Harriett's lived in Dannebrog most of her life and so has Robert Petersen Sr.
"My Grandfather started the business here in 1885," Robert said.
"The name Dannebrog comes from the Danish flag, Dannebrog," said Harriett.
Then there's Tom the Danish Baker.
"If we don't already have a pin from where you're from we'll put one up for ya," said Tom Schroeder.
A once ethnically pure town...
"I am a Dane. My grandfather on my mother's side and my father's side were born in Denmark," said Robert.
...But Dannebrog has become a mini melting pot like the rest of America.
"It's kinda become like most ethnic American towns ya know rural towns especially, it's more small town America than ethnic," said Tom.
"Now lots of nationalities have moved in. Lots of new people have moved in. It's changed a lot in the, in the 65 years that I've lived here," said Harriett.
So what sets them apart then?
"There's just good friendship here in town, people get along so well together, and count on each other to help when somebody needs some help," said Robert.
"Unlike many small towns, we're used to having visitors. So if somebody comes in the door everybody doesn't just stop talking and turn and look at him ya know they tell them to sit down and visit," said Tom.
The sense of hospitality is ripe in this small town. In fact I couldn't finish my story until I had a bite to eat first.

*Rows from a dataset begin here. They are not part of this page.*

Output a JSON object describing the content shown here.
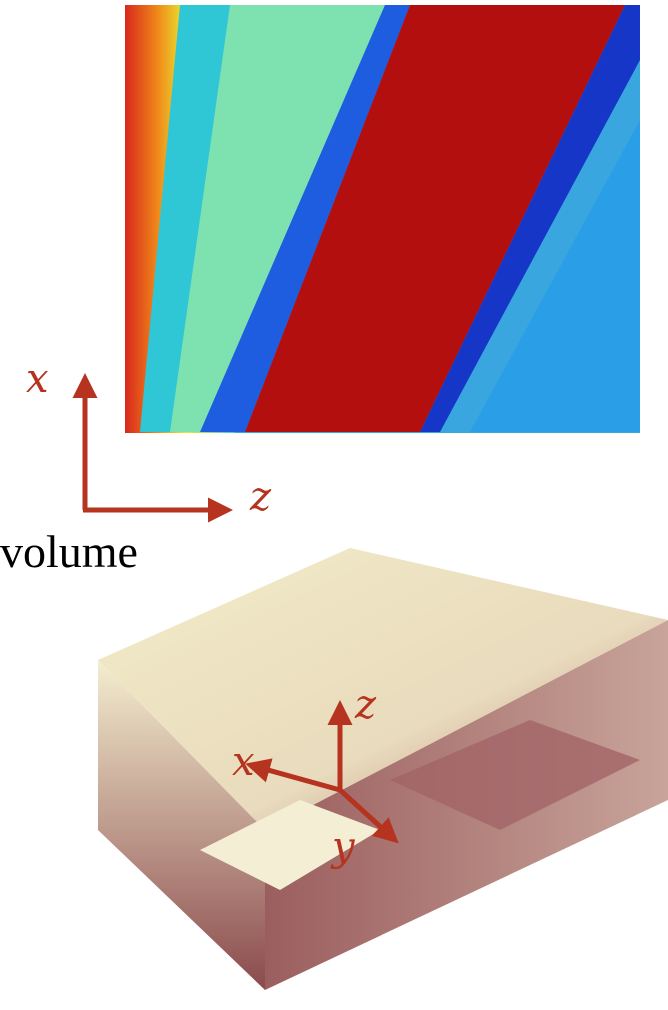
{
  "heatmap_axes": {
    "vertical": "x",
    "horizontal": "z"
  },
  "caption": "volume",
  "volume_axes": {
    "x": "x",
    "z": "z",
    "y": "y"
  }
}
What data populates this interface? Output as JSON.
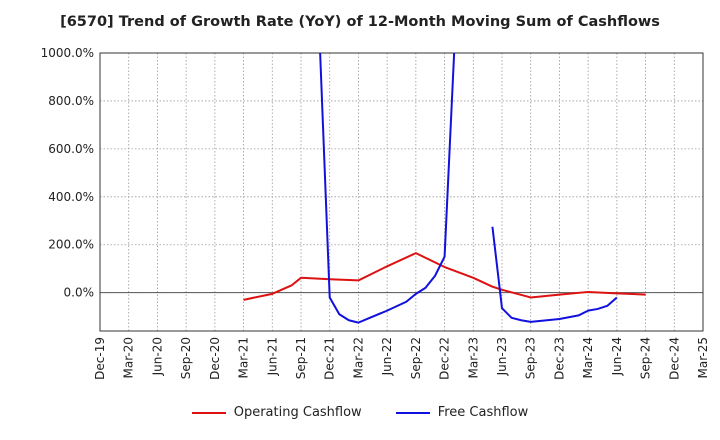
{
  "chart_data": {
    "type": "line",
    "title": "[6570]  Trend of Growth Rate (YoY) of 12-Month Moving Sum of Cashflows",
    "xlabel": "",
    "ylabel": "",
    "ylim": [
      -160,
      1000
    ],
    "y_ticks": [
      0,
      200,
      400,
      600,
      800,
      1000
    ],
    "y_tick_labels": [
      "0.0%",
      "200.0%",
      "400.0%",
      "600.0%",
      "800.0%",
      "1000.0%"
    ],
    "x_categories": [
      "Dec-19",
      "Jan-20",
      "Feb-20",
      "Mar-20",
      "Apr-20",
      "May-20",
      "Jun-20",
      "Jul-20",
      "Aug-20",
      "Sep-20",
      "Oct-20",
      "Nov-20",
      "Dec-20",
      "Jan-21",
      "Feb-21",
      "Mar-21",
      "Apr-21",
      "May-21",
      "Jun-21",
      "Jul-21",
      "Aug-21",
      "Sep-21",
      "Oct-21",
      "Nov-21",
      "Dec-21",
      "Jan-22",
      "Feb-22",
      "Mar-22",
      "Apr-22",
      "May-22",
      "Jun-22",
      "Jul-22",
      "Aug-22",
      "Sep-22",
      "Oct-22",
      "Nov-22",
      "Dec-22",
      "Jan-23",
      "Feb-23",
      "Mar-23",
      "Apr-23",
      "May-23",
      "Jun-23",
      "Jul-23",
      "Aug-23",
      "Sep-23",
      "Oct-23",
      "Nov-23",
      "Dec-23",
      "Jan-24",
      "Feb-24",
      "Mar-24",
      "Apr-24",
      "May-24",
      "Jun-24",
      "Jul-24",
      "Aug-24",
      "Sep-24",
      "Oct-24",
      "Nov-24",
      "Dec-24",
      "Jan-25",
      "Feb-25",
      "Mar-25"
    ],
    "x_tick_labels": [
      "Dec-19",
      "Mar-20",
      "Jun-20",
      "Sep-20",
      "Dec-20",
      "Mar-21",
      "Jun-21",
      "Sep-21",
      "Dec-21",
      "Mar-22",
      "Jun-22",
      "Sep-22",
      "Dec-22",
      "Mar-23",
      "Jun-23",
      "Sep-23",
      "Dec-23",
      "Mar-24",
      "Jun-24",
      "Sep-24",
      "Dec-24",
      "Mar-25"
    ],
    "grid": true,
    "legend_position": "bottom",
    "series": [
      {
        "name": "Operating Cashflow",
        "color": "#dd1111",
        "points": [
          [
            "Mar-21",
            -30
          ],
          [
            "Jun-21",
            -5
          ],
          [
            "Aug-21",
            30
          ],
          [
            "Sep-21",
            62
          ],
          [
            "Dec-21",
            56
          ],
          [
            "Mar-22",
            51
          ],
          [
            "Jun-22",
            110
          ],
          [
            "Sep-22",
            165
          ],
          [
            "Dec-22",
            107
          ],
          [
            "Mar-23",
            62
          ],
          [
            "May-23",
            25
          ],
          [
            "Jun-23",
            12
          ],
          [
            "Sep-23",
            -20
          ],
          [
            "Dec-23",
            -8
          ],
          [
            "Mar-24",
            3
          ],
          [
            "Jun-24",
            -3
          ],
          [
            "Sep-24",
            -8
          ]
        ]
      },
      {
        "name": "Free Cashflow",
        "color": "#1111dd",
        "segments": [
          [
            [
              "Nov-21",
              1000
            ],
            [
              "Dec-21",
              -20
            ],
            [
              "Jan-22",
              -90
            ],
            [
              "Feb-22",
              -115
            ],
            [
              "Mar-22",
              -125
            ],
            [
              "Apr-22",
              -108
            ],
            [
              "Jun-22",
              -75
            ],
            [
              "Aug-22",
              -38
            ],
            [
              "Sep-22",
              -5
            ],
            [
              "Oct-22",
              20
            ],
            [
              "Nov-22",
              70
            ],
            [
              "Dec-22",
              150
            ],
            [
              "Jan-23",
              1000
            ]
          ],
          [
            [
              "May-23",
              275
            ],
            [
              "Jun-23",
              -65
            ],
            [
              "Jul-23",
              -105
            ],
            [
              "Aug-23",
              -115
            ],
            [
              "Sep-23",
              -122
            ],
            [
              "Dec-23",
              -110
            ],
            [
              "Feb-24",
              -95
            ],
            [
              "Mar-24",
              -75
            ],
            [
              "Apr-24",
              -68
            ],
            [
              "May-24",
              -55
            ],
            [
              "Jun-24",
              -20
            ]
          ]
        ]
      }
    ]
  }
}
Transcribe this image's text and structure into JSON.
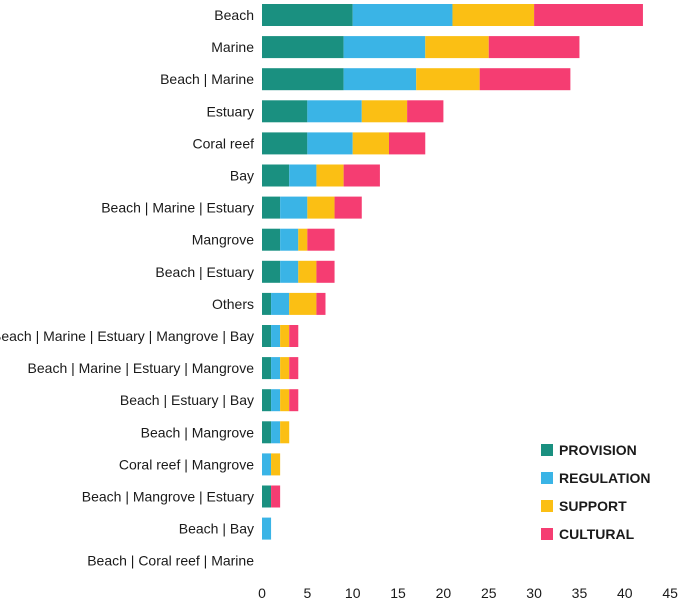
{
  "chart_data": {
    "type": "bar",
    "orientation": "horizontal",
    "stacked": true,
    "title": "",
    "xlabel": "",
    "ylabel": "",
    "xlim": [
      0,
      45
    ],
    "x_ticks": [
      0,
      5,
      10,
      15,
      20,
      25,
      30,
      35,
      40,
      45
    ],
    "grid": false,
    "legend_position": "bottom-right",
    "categories": [
      "Beach",
      "Marine",
      "Beach | Marine",
      "Estuary",
      "Coral reef",
      "Bay",
      "Beach | Marine | Estuary",
      "Mangrove",
      "Beach | Estuary",
      "Others",
      "Beach | Marine | Estuary | Mangrove | Bay",
      "Beach | Marine | Estuary | Mangrove",
      "Beach | Estuary | Bay",
      "Beach | Mangrove",
      "Coral reef | Mangrove",
      "Beach | Mangrove | Estuary",
      "Beach | Bay",
      "Beach | Coral reef | Marine"
    ],
    "series": [
      {
        "name": "PROVISION",
        "color": "#1a9080",
        "values": [
          10,
          9,
          9,
          5,
          5,
          3,
          2,
          2,
          2,
          1,
          1,
          1,
          1,
          1,
          0,
          1,
          0,
          0
        ]
      },
      {
        "name": "REGULATION",
        "color": "#3ab4e6",
        "values": [
          11,
          9,
          8,
          6,
          5,
          3,
          3,
          2,
          2,
          2,
          1,
          1,
          1,
          1,
          1,
          0,
          1,
          0
        ]
      },
      {
        "name": "SUPPORT",
        "color": "#fbbf14",
        "values": [
          9,
          7,
          7,
          5,
          4,
          3,
          3,
          1,
          2,
          3,
          1,
          1,
          1,
          1,
          1,
          0,
          0,
          0
        ]
      },
      {
        "name": "CULTURAL",
        "color": "#f53d72",
        "values": [
          12,
          10,
          10,
          4,
          4,
          4,
          3,
          3,
          2,
          1,
          1,
          1,
          1,
          0,
          0,
          1,
          0,
          0
        ]
      }
    ]
  }
}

"We just basically try to make people glad that they stopped here," said Tom.
And Harriet's part of the reason the history of Dannebrog continues.
"They call it the Stjernen and that's Danish for star," Tom said.
"My part of the Stjernen is to uh bring olden days, old history and things that happened in Dannebrog. To keep the Danish heritage alive," Harriett said.
A paper that dates back to the 1800s. Now how's that for small town America?
"There's nothing better than a good Dane. Hahaha," said Robert.
Dannebrog is also well known for the Grundlovsfest. It's a festival celebrating Denmark's free constitution which takes place each June.